Winifred Starling was born in Sydney, NSW, on 16 November 1878, the sixth of nine children and the fourth daughter. Her father, John Penny Starling had come to Australia from England in 1860 and was Business Manager and shareholder of William Paling’s Music Warehouse. He was described as an Attorney in his will. Winifred’s mother Isabella, or Elizabeth, Jane Dudley was born in Australia to English born parents who had come to Australia, via New Zealand in the late 1830s. Her birth certificate gives her name as Isabella, but at least from the time of her marriage in 1866, she was named Elizabeth.  When Winifred was born the family were living in Norwood House, Marrickville, a rural suburb of Sydney with pretty scenery and handsome residences. John Penny Starling died in 1885 leaving over £40,000 to his wife. Some of this almost certainly went on a bequest to fund one or two students studying for Holy Orders, known as the Starling Foundation.

Winifred was educated at Ardnarce Anglican Grammar School in Burwood, Sydney and then went to England to train as a nurse at the Victoria Hospital, Chelsea.
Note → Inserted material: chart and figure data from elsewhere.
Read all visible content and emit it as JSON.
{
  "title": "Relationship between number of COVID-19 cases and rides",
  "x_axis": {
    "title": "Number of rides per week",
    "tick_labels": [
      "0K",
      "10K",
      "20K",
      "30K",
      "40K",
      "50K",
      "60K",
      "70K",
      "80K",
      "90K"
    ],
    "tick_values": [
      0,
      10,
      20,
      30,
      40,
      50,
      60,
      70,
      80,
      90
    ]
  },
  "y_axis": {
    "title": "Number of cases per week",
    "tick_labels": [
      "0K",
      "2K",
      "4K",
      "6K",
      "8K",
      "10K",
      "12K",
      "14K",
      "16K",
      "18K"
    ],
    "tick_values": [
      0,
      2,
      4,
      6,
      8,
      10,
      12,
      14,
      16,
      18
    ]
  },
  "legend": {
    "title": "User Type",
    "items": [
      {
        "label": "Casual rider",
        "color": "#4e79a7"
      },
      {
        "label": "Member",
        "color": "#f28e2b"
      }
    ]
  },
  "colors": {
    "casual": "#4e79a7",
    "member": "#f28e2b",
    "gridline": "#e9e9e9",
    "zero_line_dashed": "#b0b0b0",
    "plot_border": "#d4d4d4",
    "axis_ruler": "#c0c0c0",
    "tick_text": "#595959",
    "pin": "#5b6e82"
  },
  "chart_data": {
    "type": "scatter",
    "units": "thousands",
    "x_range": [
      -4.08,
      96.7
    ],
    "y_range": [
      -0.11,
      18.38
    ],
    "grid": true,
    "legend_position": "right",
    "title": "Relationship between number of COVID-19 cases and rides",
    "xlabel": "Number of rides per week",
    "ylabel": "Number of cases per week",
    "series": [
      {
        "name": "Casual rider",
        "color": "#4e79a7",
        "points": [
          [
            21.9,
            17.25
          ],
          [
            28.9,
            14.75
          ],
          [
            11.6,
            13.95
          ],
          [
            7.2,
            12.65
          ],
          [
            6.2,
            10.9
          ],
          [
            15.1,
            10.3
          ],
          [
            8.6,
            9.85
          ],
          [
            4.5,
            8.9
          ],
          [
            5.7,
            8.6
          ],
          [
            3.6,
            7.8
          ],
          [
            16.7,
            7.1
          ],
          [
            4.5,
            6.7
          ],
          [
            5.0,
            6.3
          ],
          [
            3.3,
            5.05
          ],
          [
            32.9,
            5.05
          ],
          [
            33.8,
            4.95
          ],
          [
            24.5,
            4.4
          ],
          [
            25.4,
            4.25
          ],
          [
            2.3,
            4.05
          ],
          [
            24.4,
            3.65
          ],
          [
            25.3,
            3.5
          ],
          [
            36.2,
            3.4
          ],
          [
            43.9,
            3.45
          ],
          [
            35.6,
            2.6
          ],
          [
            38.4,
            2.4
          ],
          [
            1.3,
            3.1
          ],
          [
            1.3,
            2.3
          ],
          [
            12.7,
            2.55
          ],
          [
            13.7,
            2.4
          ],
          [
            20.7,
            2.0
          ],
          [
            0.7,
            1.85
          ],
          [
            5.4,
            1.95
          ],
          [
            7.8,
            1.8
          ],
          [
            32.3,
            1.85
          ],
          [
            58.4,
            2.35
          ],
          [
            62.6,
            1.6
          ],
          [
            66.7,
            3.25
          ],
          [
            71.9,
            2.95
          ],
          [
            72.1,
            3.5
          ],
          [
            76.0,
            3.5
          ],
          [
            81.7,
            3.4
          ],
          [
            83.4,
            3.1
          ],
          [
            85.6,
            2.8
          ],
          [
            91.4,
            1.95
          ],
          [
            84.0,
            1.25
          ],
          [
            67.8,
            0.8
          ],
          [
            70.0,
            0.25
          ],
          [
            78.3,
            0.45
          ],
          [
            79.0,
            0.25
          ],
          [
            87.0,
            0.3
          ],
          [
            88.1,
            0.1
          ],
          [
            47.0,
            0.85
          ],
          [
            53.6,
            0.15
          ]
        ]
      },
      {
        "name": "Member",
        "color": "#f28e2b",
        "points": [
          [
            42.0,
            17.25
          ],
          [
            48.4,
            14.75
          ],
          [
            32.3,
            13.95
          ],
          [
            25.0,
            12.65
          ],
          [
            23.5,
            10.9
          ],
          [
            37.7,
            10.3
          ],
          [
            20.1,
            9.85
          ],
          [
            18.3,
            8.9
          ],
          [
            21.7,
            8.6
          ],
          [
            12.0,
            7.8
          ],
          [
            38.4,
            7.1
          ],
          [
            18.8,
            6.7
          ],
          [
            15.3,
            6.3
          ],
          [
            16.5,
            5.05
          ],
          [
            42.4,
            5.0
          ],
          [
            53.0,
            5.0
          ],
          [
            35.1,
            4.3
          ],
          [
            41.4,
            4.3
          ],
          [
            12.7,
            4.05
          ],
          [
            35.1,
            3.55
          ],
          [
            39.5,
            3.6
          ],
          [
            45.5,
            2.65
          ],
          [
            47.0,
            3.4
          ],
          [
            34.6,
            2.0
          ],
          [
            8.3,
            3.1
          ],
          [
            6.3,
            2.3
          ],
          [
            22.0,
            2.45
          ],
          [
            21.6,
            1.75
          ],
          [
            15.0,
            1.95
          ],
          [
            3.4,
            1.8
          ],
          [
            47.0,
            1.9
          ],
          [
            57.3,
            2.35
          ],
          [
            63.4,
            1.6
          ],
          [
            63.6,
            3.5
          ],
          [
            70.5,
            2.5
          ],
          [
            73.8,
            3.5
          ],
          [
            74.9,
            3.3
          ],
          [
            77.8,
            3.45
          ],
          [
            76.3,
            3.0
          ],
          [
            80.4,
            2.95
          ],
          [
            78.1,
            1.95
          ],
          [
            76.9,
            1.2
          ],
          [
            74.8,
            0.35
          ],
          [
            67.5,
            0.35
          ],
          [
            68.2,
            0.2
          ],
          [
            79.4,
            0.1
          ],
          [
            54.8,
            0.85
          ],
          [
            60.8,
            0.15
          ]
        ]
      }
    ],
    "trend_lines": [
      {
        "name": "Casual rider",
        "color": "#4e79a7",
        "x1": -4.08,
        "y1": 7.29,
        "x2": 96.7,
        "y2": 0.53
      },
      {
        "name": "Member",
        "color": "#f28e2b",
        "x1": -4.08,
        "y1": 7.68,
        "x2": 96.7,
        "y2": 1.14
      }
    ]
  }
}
She returned in 1904 to the Royal Prince Alfred Hospital, Camperdown, Sydney, graduating in 1909. She then worked in a private hospital in Sydney until, in August 1915, she travelled on the RMS Morea to London along with twenty-two other nurses. On 3 November she enlisted with the Queen Alexandra’s Imperial Military Nursing Reserve, initially working in the Cambridge Military Hospital, which received casualties directly from the Western Front. In July 1916 she transferred to Sutton Veny Hospital which catered mainly, though not exclusively, for Australian soldiers. From November 1917 she was working at the No 2 New Zealand General Hospital in Surrey.

Winifred was presumably returning from leave in Ireland, and it has been suggested that she had been offered duty aboard RMS Leinster on 10 October 1918. There was never confirmation that she had been on board, but she was counted among the casualties of the sinking. Probate of her will was granted in 1919 to her youngest sister Ruby. She is remembered on the Badham Memorial and at Wentworth Falls in the Blue Mountains.